Isabelle Huppert en Elle

Isabelle Huppert en Elle

“El Día Mundial del Teatro obviamente no es un día cotidiano para ser integrado con el discurrir de los demás días. Nos da acceso a un inmenso espacio-tiempo continuo a través de la pura majestuosidad del canon global. Para tener la capacidad de conceptualizar esto, permítanme citar a un dramaturgo francés, tan brillante como discreto, Jean Tardieu: al pensar en el espacio, Tardieu dice que es sensato preguntar ‘¿cuál es el camino más largo de uno a otro?’ (…) Sugiere medir el tiempo ‘en décimas de segundo, el tiempo que se tarda en pronunciar la palabra ‹eternidad›’ (…) Para el espacio-tiempo, sin embargo, dice: ‘Antes de que te duermas, fija tu mente en dos puntos del espacio y calcula el tiempo que toma, en un sueño, ir de uno a otro’. Es la frase en un sueño la que siempre se ha quedado conmigo.
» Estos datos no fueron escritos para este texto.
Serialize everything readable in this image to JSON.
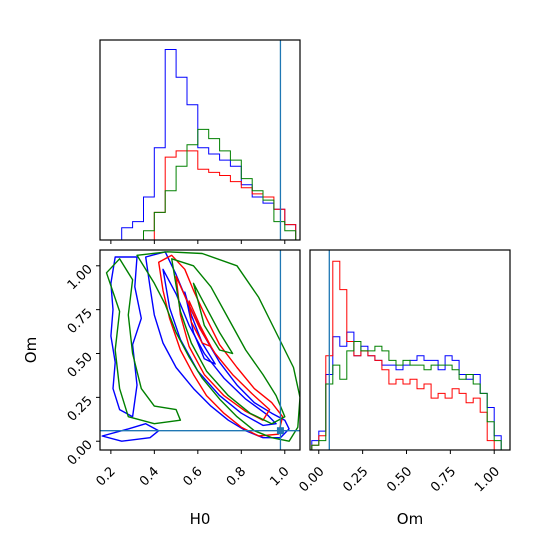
{
  "chart_data": {
    "type": "corner",
    "parameters": [
      "H0",
      "Om"
    ],
    "xlabel_h0": "H0",
    "xlabel_om": "Om",
    "ylabel_om": "Om",
    "h0_ticks": [
      "0.2",
      "0.4",
      "0.6",
      "0.8",
      "1.0"
    ],
    "om_ticks": [
      "0.00",
      "0.25",
      "0.50",
      "0.75",
      "1.00"
    ],
    "h0_range": [
      0.15,
      1.07
    ],
    "om_range": [
      -0.05,
      1.09
    ],
    "truth": {
      "H0": 0.98,
      "Om": 0.06,
      "color": "#1f77b4"
    },
    "colors": {
      "blue": "#0000ff",
      "red": "#ff0000",
      "green": "#008000"
    },
    "hist_h0": {
      "edges": [
        0.15,
        0.2,
        0.25,
        0.3,
        0.35,
        0.4,
        0.45,
        0.5,
        0.55,
        0.6,
        0.65,
        0.7,
        0.75,
        0.8,
        0.85,
        0.9,
        0.95,
        1.0,
        1.05
      ],
      "series": [
        {
          "color": "blue",
          "values": [
            0,
            0,
            0.4,
            0.6,
            1.4,
            3.0,
            6.2,
            5.3,
            4.4,
            3.0,
            2.8,
            2.6,
            2.4,
            1.8,
            1.4,
            1.2,
            1.0,
            0.5
          ]
        },
        {
          "color": "red",
          "values": [
            0,
            0,
            0,
            0,
            0,
            0.9,
            2.7,
            2.9,
            2.9,
            2.3,
            2.2,
            2.1,
            1.9,
            1.7,
            1.5,
            1.4,
            1.0,
            0.5
          ]
        },
        {
          "color": "green",
          "values": [
            0,
            0,
            0,
            0,
            0.3,
            0.9,
            1.6,
            2.4,
            3.1,
            3.6,
            3.3,
            2.9,
            2.6,
            2.0,
            1.6,
            1.3,
            0.6,
            0.3
          ]
        }
      ]
    },
    "hist_om": {
      "edges": [
        -0.04,
        0.0,
        0.04,
        0.08,
        0.12,
        0.16,
        0.2,
        0.24,
        0.28,
        0.32,
        0.36,
        0.4,
        0.44,
        0.48,
        0.52,
        0.56,
        0.6,
        0.64,
        0.68,
        0.72,
        0.76,
        0.8,
        0.84,
        0.88,
        0.92,
        0.96,
        1.0,
        1.04
      ],
      "series": [
        {
          "color": "blue",
          "values": [
            0.2,
            0.4,
            1.6,
            2.4,
            2.2,
            2.5,
            2.0,
            2.2,
            2.0,
            1.9,
            1.8,
            1.8,
            1.7,
            1.8,
            1.9,
            2.0,
            1.9,
            1.9,
            1.7,
            2.0,
            1.9,
            1.6,
            1.5,
            1.6,
            1.2,
            0.9,
            0.3
          ]
        },
        {
          "color": "red",
          "values": [
            0.1,
            0.3,
            2.0,
            4.0,
            3.4,
            2.3,
            2.0,
            2.1,
            2.0,
            1.9,
            1.7,
            1.4,
            1.5,
            1.4,
            1.5,
            1.3,
            1.4,
            1.1,
            1.2,
            1.1,
            1.3,
            1.2,
            1.0,
            1.1,
            0.8,
            0.2,
            0.0
          ]
        },
        {
          "color": "green",
          "values": [
            0.1,
            0.2,
            1.4,
            1.8,
            1.5,
            2.1,
            2.3,
            2.1,
            2.1,
            2.2,
            2.1,
            1.9,
            1.8,
            1.9,
            1.8,
            1.8,
            1.7,
            1.8,
            1.8,
            1.8,
            1.7,
            1.5,
            1.6,
            1.4,
            1.2,
            0.6,
            0.2
          ]
        }
      ]
    },
    "contours": [
      {
        "color": "blue",
        "points": [
          [
            0.36,
            1.05
          ],
          [
            0.45,
            1.08
          ],
          [
            0.5,
            0.95
          ],
          [
            0.55,
            0.8
          ],
          [
            0.62,
            0.62
          ],
          [
            0.7,
            0.45
          ],
          [
            0.78,
            0.32
          ],
          [
            0.86,
            0.22
          ],
          [
            0.94,
            0.16
          ],
          [
            1.0,
            0.12
          ],
          [
            1.02,
            0.07
          ],
          [
            0.98,
            0.02
          ],
          [
            0.9,
            0.02
          ],
          [
            0.82,
            0.06
          ],
          [
            0.74,
            0.12
          ],
          [
            0.66,
            0.2
          ],
          [
            0.58,
            0.3
          ],
          [
            0.5,
            0.42
          ],
          [
            0.44,
            0.56
          ],
          [
            0.4,
            0.72
          ],
          [
            0.38,
            0.88
          ],
          [
            0.36,
            1.05
          ]
        ]
      },
      {
        "color": "blue",
        "points": [
          [
            0.44,
            0.98
          ],
          [
            0.5,
            0.84
          ],
          [
            0.56,
            0.66
          ],
          [
            0.63,
            0.5
          ],
          [
            0.72,
            0.36
          ],
          [
            0.82,
            0.24
          ],
          [
            0.92,
            0.15
          ],
          [
            0.96,
            0.1
          ],
          [
            0.9,
            0.09
          ],
          [
            0.8,
            0.16
          ],
          [
            0.7,
            0.26
          ],
          [
            0.6,
            0.4
          ],
          [
            0.52,
            0.58
          ],
          [
            0.47,
            0.76
          ],
          [
            0.44,
            0.98
          ]
        ]
      },
      {
        "color": "blue",
        "points": [
          [
            0.54,
            0.85
          ],
          [
            0.57,
            0.72
          ],
          [
            0.62,
            0.56
          ],
          [
            0.68,
            0.44
          ],
          [
            0.63,
            0.47
          ],
          [
            0.58,
            0.62
          ],
          [
            0.54,
            0.85
          ]
        ]
      },
      {
        "color": "blue",
        "points": [
          [
            0.16,
            0.03
          ],
          [
            0.28,
            0.07
          ],
          [
            0.36,
            0.1
          ],
          [
            0.42,
            0.06
          ],
          [
            0.38,
            0.02
          ],
          [
            0.25,
            0.0
          ],
          [
            0.16,
            0.03
          ]
        ]
      },
      {
        "color": "blue",
        "points": [
          [
            0.22,
            1.05
          ],
          [
            0.2,
            0.9
          ],
          [
            0.21,
            0.75
          ],
          [
            0.2,
            0.6
          ],
          [
            0.22,
            0.45
          ],
          [
            0.21,
            0.3
          ],
          [
            0.24,
            0.18
          ],
          [
            0.3,
            0.14
          ],
          [
            0.32,
            0.32
          ],
          [
            0.3,
            0.55
          ],
          [
            0.34,
            0.7
          ],
          [
            0.31,
            0.88
          ],
          [
            0.32,
            1.05
          ],
          [
            0.22,
            1.05
          ]
        ]
      },
      {
        "color": "red",
        "points": [
          [
            0.42,
            1.02
          ],
          [
            0.48,
            1.06
          ],
          [
            0.54,
            0.98
          ],
          [
            0.58,
            0.86
          ],
          [
            0.64,
            0.7
          ],
          [
            0.7,
            0.55
          ],
          [
            0.78,
            0.42
          ],
          [
            0.86,
            0.3
          ],
          [
            0.94,
            0.22
          ],
          [
            0.99,
            0.14
          ],
          [
            0.97,
            0.04
          ],
          [
            0.88,
            0.03
          ],
          [
            0.8,
            0.08
          ],
          [
            0.72,
            0.16
          ],
          [
            0.64,
            0.26
          ],
          [
            0.58,
            0.38
          ],
          [
            0.52,
            0.52
          ],
          [
            0.47,
            0.7
          ],
          [
            0.44,
            0.86
          ],
          [
            0.42,
            1.02
          ]
        ]
      },
      {
        "color": "red",
        "points": [
          [
            0.5,
            0.94
          ],
          [
            0.55,
            0.8
          ],
          [
            0.61,
            0.64
          ],
          [
            0.68,
            0.5
          ],
          [
            0.76,
            0.38
          ],
          [
            0.85,
            0.27
          ],
          [
            0.93,
            0.18
          ],
          [
            0.9,
            0.12
          ],
          [
            0.82,
            0.17
          ],
          [
            0.72,
            0.26
          ],
          [
            0.63,
            0.38
          ],
          [
            0.56,
            0.54
          ],
          [
            0.52,
            0.72
          ],
          [
            0.5,
            0.94
          ]
        ]
      },
      {
        "color": "red",
        "points": [
          [
            0.56,
            0.8
          ],
          [
            0.61,
            0.66
          ],
          [
            0.66,
            0.54
          ],
          [
            0.62,
            0.56
          ],
          [
            0.57,
            0.68
          ],
          [
            0.56,
            0.8
          ]
        ]
      },
      {
        "color": "green",
        "points": [
          [
            0.32,
            1.06
          ],
          [
            0.46,
            1.08
          ],
          [
            0.62,
            1.07
          ],
          [
            0.78,
            1.0
          ],
          [
            0.88,
            0.82
          ],
          [
            0.96,
            0.62
          ],
          [
            1.04,
            0.42
          ],
          [
            1.07,
            0.25
          ],
          [
            1.06,
            0.08
          ],
          [
            1.02,
            0.0
          ],
          [
            0.94,
            0.02
          ],
          [
            0.86,
            0.06
          ],
          [
            0.78,
            0.14
          ],
          [
            0.7,
            0.24
          ],
          [
            0.62,
            0.36
          ],
          [
            0.56,
            0.48
          ],
          [
            0.5,
            0.62
          ],
          [
            0.45,
            0.78
          ],
          [
            0.4,
            0.9
          ],
          [
            0.32,
            1.06
          ]
        ]
      },
      {
        "color": "green",
        "points": [
          [
            0.48,
            1.04
          ],
          [
            0.58,
            1.0
          ],
          [
            0.66,
            0.88
          ],
          [
            0.74,
            0.7
          ],
          [
            0.82,
            0.52
          ],
          [
            0.9,
            0.38
          ],
          [
            0.96,
            0.26
          ],
          [
            1.0,
            0.14
          ],
          [
            0.94,
            0.1
          ],
          [
            0.84,
            0.16
          ],
          [
            0.74,
            0.26
          ],
          [
            0.64,
            0.4
          ],
          [
            0.57,
            0.56
          ],
          [
            0.52,
            0.74
          ],
          [
            0.48,
            1.04
          ]
        ]
      },
      {
        "color": "green",
        "points": [
          [
            0.58,
            0.9
          ],
          [
            0.64,
            0.76
          ],
          [
            0.7,
            0.62
          ],
          [
            0.76,
            0.5
          ],
          [
            0.7,
            0.52
          ],
          [
            0.63,
            0.66
          ],
          [
            0.58,
            0.9
          ]
        ]
      },
      {
        "color": "green",
        "points": [
          [
            0.18,
            0.96
          ],
          [
            0.24,
            1.04
          ],
          [
            0.3,
            0.92
          ],
          [
            0.28,
            0.72
          ],
          [
            0.3,
            0.5
          ],
          [
            0.34,
            0.3
          ],
          [
            0.4,
            0.2
          ],
          [
            0.5,
            0.18
          ],
          [
            0.52,
            0.12
          ],
          [
            0.4,
            0.1
          ],
          [
            0.28,
            0.14
          ],
          [
            0.24,
            0.3
          ],
          [
            0.22,
            0.52
          ],
          [
            0.24,
            0.74
          ],
          [
            0.18,
            0.96
          ]
        ]
      }
    ]
  }
}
Parece como si Tardieu y Bob Wilson se hubieran conocido. También podemos resumir la singularidad temporal del Día Mundial del Teatro citando las palabras de Samuel Beckett, que hace que el personaje de Winnie diga, en su estilo expeditivo: ‘Oh, qué hermoso día habrá sido’. Al pensar en este mensaje, que me siento honrada de haber sido invitada a escribir, recordé todos los sueños de todas estas escenas. Como tal, es justo decir que no vine sola a esta sala de la Unesco; cada personaje que he interpretado está aquí conmigo, papeles que parecen desvanecerse cuando cae la cortina, pero que han tallado una vida subterránea dentro de mí, esperando para socorrer o destruir los papeles que siguen; Phaedra, Araminte, Orlando, Hedda Gabbler, Medea, Merteuil, Blanche DuBois (…) También, complementándome mientras estoy hoy ante ustedes, están todos los personajes que amé y aplaudí como espectadora. De esta forma, por lo tanto, pertenezco al mundo. Soy griega, africana, siria, veneciana, rusa, brasileña, persa, romana, japonesa, una neoyorquina, una marsellesa, una filipina, una argentina, una noruega, una coreana, una alemana, una austriaca, una inglesa, una verdadera ciudadana del mundo, por virtud del ensamblaje personal que existe dentro de mí”.